Friedrich Wilhelm Murnau schuf eine ganz neue Ästhetik, als er für „Der letzte Mann“ (1925) die Kamera vom starren Stativ befreite, und Marlene Dietrich wurde mit dem „Blauen Engel“ (1930) zum Weltstar. Goebbels wollte die Dietrich aus Hollywood „heim ins Reich“ führen. Doch sie gab den ab 1933 herrschenden Nazis einen Korb. Der Propagandaminister tobte. Der ließ stattdessen die Schwedin Zarah Leander zum Garbo/Dietrich-Ersatz aufbauen, setzte auf die Zugkraft von Heinz Rühmann und Marika Rökk.
Dass der notorische Schürzenjäger Goebbels aber auch als „geiler Bock von Babelsberg“ in die Skandalgeschichte des Studios einging, wurde angesichts seiner sonstigen Schandtaten eher vergessen. Seine Affäre mit der tschechischen Schauspielerin Lída Baarová beendete erst Hitler, der die Vorzeigeehe seines Ministers und mehrfachen Vaters nicht gefährden wollte, persönlich mit einem Machtwort. Babelsberg Babylon sozusagen!
Politisch belastet war das Studio aber nicht nur während der NS-Zeit. Bereits 1946 gründete die russische Besatzungsmacht die DEFA. Sie sollte bis zur Wende das Filmzentrum der DDR werden. So entstanden nun auch Propagandaschinken wie der zweiteilige „Ernst Thälmann“-Film, der kurioserweise in der DDR selber später zensiert wurde: Alle Szenen mit Stalin darin verschwanden ab den 60er-Jahren.
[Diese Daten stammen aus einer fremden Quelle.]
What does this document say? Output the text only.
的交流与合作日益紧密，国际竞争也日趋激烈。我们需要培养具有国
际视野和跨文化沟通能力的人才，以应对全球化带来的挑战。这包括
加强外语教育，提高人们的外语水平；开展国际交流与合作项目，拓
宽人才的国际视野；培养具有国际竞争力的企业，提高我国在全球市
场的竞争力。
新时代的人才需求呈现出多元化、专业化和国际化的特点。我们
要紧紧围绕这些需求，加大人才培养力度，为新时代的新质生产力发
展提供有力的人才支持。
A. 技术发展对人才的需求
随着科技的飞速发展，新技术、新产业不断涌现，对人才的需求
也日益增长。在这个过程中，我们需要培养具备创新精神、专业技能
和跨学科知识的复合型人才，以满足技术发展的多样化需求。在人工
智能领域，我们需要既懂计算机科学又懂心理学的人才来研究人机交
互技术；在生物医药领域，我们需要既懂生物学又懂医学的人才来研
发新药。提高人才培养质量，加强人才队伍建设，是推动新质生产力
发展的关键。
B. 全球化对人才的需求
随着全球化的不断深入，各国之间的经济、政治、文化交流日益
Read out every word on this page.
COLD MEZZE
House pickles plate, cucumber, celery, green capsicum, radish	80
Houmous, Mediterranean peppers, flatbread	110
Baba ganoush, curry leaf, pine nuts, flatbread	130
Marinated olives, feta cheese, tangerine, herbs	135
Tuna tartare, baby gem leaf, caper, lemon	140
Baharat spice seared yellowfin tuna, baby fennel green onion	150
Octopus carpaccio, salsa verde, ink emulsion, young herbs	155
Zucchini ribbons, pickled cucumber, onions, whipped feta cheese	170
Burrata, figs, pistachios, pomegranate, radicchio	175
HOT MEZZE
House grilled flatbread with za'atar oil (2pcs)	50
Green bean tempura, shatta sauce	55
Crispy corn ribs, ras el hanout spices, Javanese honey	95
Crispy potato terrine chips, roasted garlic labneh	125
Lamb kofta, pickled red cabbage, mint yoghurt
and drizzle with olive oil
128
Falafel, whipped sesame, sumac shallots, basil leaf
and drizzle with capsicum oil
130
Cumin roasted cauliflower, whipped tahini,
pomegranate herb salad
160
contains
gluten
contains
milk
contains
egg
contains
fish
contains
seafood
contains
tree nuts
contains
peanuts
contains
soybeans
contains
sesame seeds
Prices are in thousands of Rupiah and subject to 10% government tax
Kommerzielle Erfolge feierte die DEFA indes mit Imitationen westlicher Kommerzfilme: „Heißer Sommer“ wurde zum erfolgreichsten Schlagerfilm der DDR, die Indianer-Filme des „Zonen-Winnetou“ Gojko Mitic waren Karl-May-Ersatz. Künstlerische Erfolge waren indes die Oscar-nominierte Jurek-Becker-Verfilmung „Jakob der Lügner“ (1974), der Kultfilm „Die Legende von Paul und Paula“ (1973) und der Berlinale-Gewinner „Solo Sunny“ (1980).
Doch die sozialistische Planwirtschaft forderte auch beim VEB DEFA ihren Tribut. Nach wirtschaftlich schwierigen Jahren in der Nachwendezeit geht es nun wieder aufwärts. 2004 kaufte eine Investorengruppe das Gelände für einen symbolischen Euro, investierte in neue Hallen und Technik.
Und aktuell? Die Studios sind ausgelastet. Der deutsche Regisseur Tom Tykwer („Lola rennt“) dreht gerade zusammen mit den „Matrix“-Regisseuren Andy und Larry Wachowski den Film „Der Wolkenatlas“ für 100 Millionen Dollar. Es ist damit das teuerste Filmprojekt aller Zeiten in Deutschland.
Zum Auftakt des Jubiläums zeigt Arte heute die Dokumentation „Unser Hollywood“ (21.50 Uhr), während die Berlinale (9.–19. 2.) das Studio mit einer Retrospektive ehrt. Das Fernsehen (vor allem der RBB) zeigt ausgewählte Klassiker, und im Berliner „Museum für Film und Fernsehen“ laufen noch bis zum 29. April zwei Ausstellungen zur Geschichte des Studios. Demnächst erscheint zudem das aufwendig gestaltete Buch „100 Years Studio Babelsberg“ (teNeues-Verlag, 59,90 Euro).